HMM Expands Global Shipping Fleet with $1.1 Billion Investment in Bulk Carriers and Gas Vessels
South Korean shipping giant HMM has unveiled a major fleet expansion plan worth KRW1.7 trillion ($1.1 billion), ordering 10 new vessels as the company accelerates its strategy to diversify beyond its traditional container shipping business.
The latest investment includes the construction of eight bulk carriers and two gas carriers, marking another significant step in HMM’s long-term growth strategy aimed at strengthening its presence across multiple maritime sectors, including dry bulk shipping, tanker operations, gas transportation, and container logistics.
While HMM has not disclosed the shipyards selected for the project or detailed technical specifications of the vessels in the English version of its regulatory filing, the order highlights the company’s continued commitment to expanding its global shipping footprint amid evolving maritime trade demands.
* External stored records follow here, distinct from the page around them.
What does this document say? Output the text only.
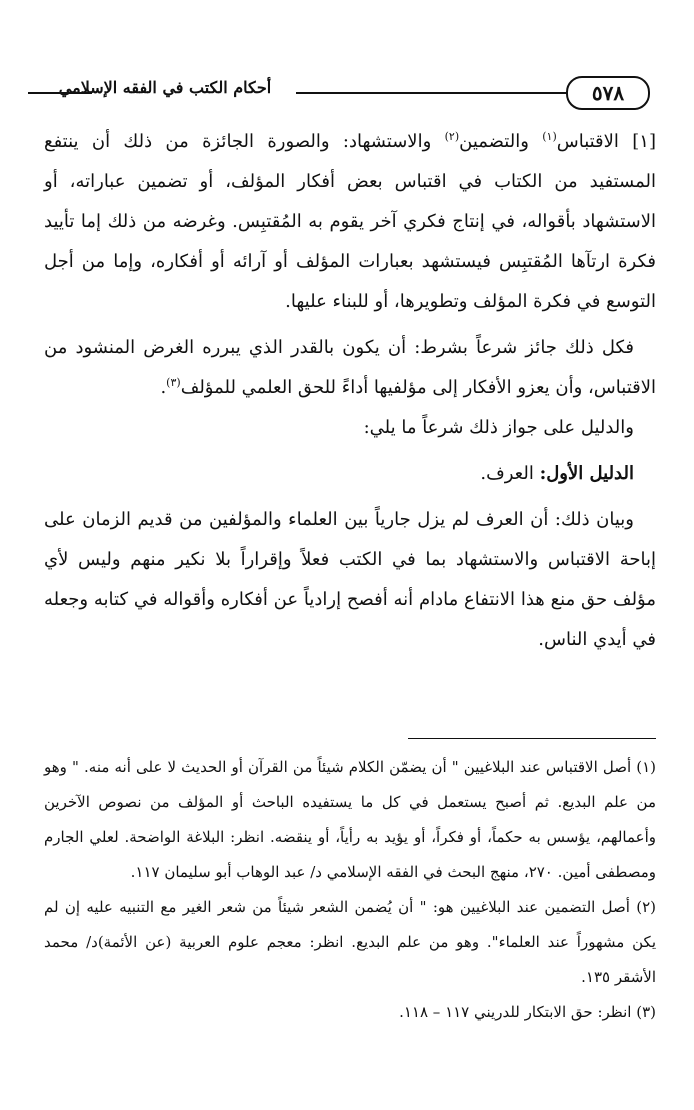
٥٧٨
أحكام الكتب في الفقه الإسلامي

[١] الاقتباس$^{(١)}$ والتضمين$^{(٢)}$ والاستشهاد: والصورة الجائزة من ذلك أن ينتفع المستفيد من الكتاب في اقتباس بعض أفكار المؤلف، أو تضمين عباراته، أو الاستشهاد بأقواله، في إنتاج فكري آخر يقوم به المُقتبِس. وغرضه من ذلك إما تأييد فكرة ارتآها المُقتبِس فيستشهد بعبارات المؤلف أو آرائه أو أفكاره، وإما من أجل التوسع في فكرة المؤلف وتطويرها، أو للبناء عليها.

فكل ذلك جائز شرعاً بشرط: أن يكون بالقدر الذي يبرره الغرض المنشود من الاقتباس، وأن يعزو الأفكار إلى مؤلفيها أداءً للحق العلمي للمؤلف$^{(٣)}$.

والدليل على جواز ذلك شرعاً ما يلي:

الدليل الأول: العرف.

وبيان ذلك: أن العرف لم يزل جارياً بين العلماء والمؤلفين من قديم الزمان على إباحة الاقتباس والاستشهاد بما في الكتب فعلاً وإقراراً بلا نكير منهم وليس لأي مؤلف حق منع هذا الانتفاع مادام أنه أفصح إرادياً عن أفكاره وأقواله في كتابه وجعله في أيدي الناس.

(١) أصل الاقتباس عند البلاغيين " أن يضمّن الكلام شيئاً من القرآن أو الحديث لا على أنه منه. " وهو من علم البديع. ثم أصبح يستعمل في كل ما يستفيده الباحث أو المؤلف من نصوص الآخرين وأعمالهم، يؤسس به حكماً، أو فكراً، أو يؤيد به رأياً، أو ينقضه. انظر: البلاغة الواضحة. لعلي الجارم ومصطفى أمين. ٢٧٠، منهج البحث في الفقه الإسلامي د/ عبد الوهاب أبو سليمان ١١٧.

(٢) أصل التضمين عند البلاغيين هو: " أن يُضمن الشعر شيئاً من شعر الغير مع التنبيه عليه إن لم يكن مشهوراً عند العلماء". وهو من علم البديع. انظر: معجم علوم العربية (عن الأئمة)د/ محمد الأشقر ١٣٥.

(٣) انظر: حق الابتكار للدريني ١١٧ – ١١٨.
The newbuilding program follows several recent vessel acquisitions and shipbuilding investments by the Seoul-listed carrier. Earlier this year, HMM was linked to an order for 10 feeder containerships at HD Hyundai Heavy Industries in a deal estimated at approximately $550 million. The vessels were reported to be conventionally fueled 2,800-TEU containerships scheduled for delivery through 2028.
In addition, the shipping line currently has a series of 1,800-TEU and 3,000-TEU container vessels under construction at Huanghai Shipbuilding, reinforcing its position in regional and international container transport markets.
Last month, HMM was also associated with an order for four Very Large Crude Carrier (VLCC) newbuildings at Hengli Heavy Industry in China. The 306,000-deadweight-ton crude oil tankers were reportedly valued at around $125 million each, signaling the company’s growing interest in the global tanker shipping sector.
The latest orders align with HMM’s ambitious 2030 growth strategy, under which the company plans to invest KRW5.6 trillion in bulk shipping operations. The expansion plan is designed to reduce reliance on container shipping revenues while building a more balanced and resilient maritime portfolio.
As part of the initiative, HMM aims to increase its dry bulk fleet from 36 vessels to 110 ships, representing approximately 12.56 million deadweight tons (dwt). The company is simultaneously working to strengthen its exposure to both dry bulk and tanker markets, positioning itself to capitalize on future opportunities in global commodity transportation and energy shipping.
Industry analysts view the continued fleet expansion as a strategic move that could enhance HMM’s competitiveness across key shipping segments while supporting long-term growth in international maritime trade, bulk cargo transportation, and energy logistics.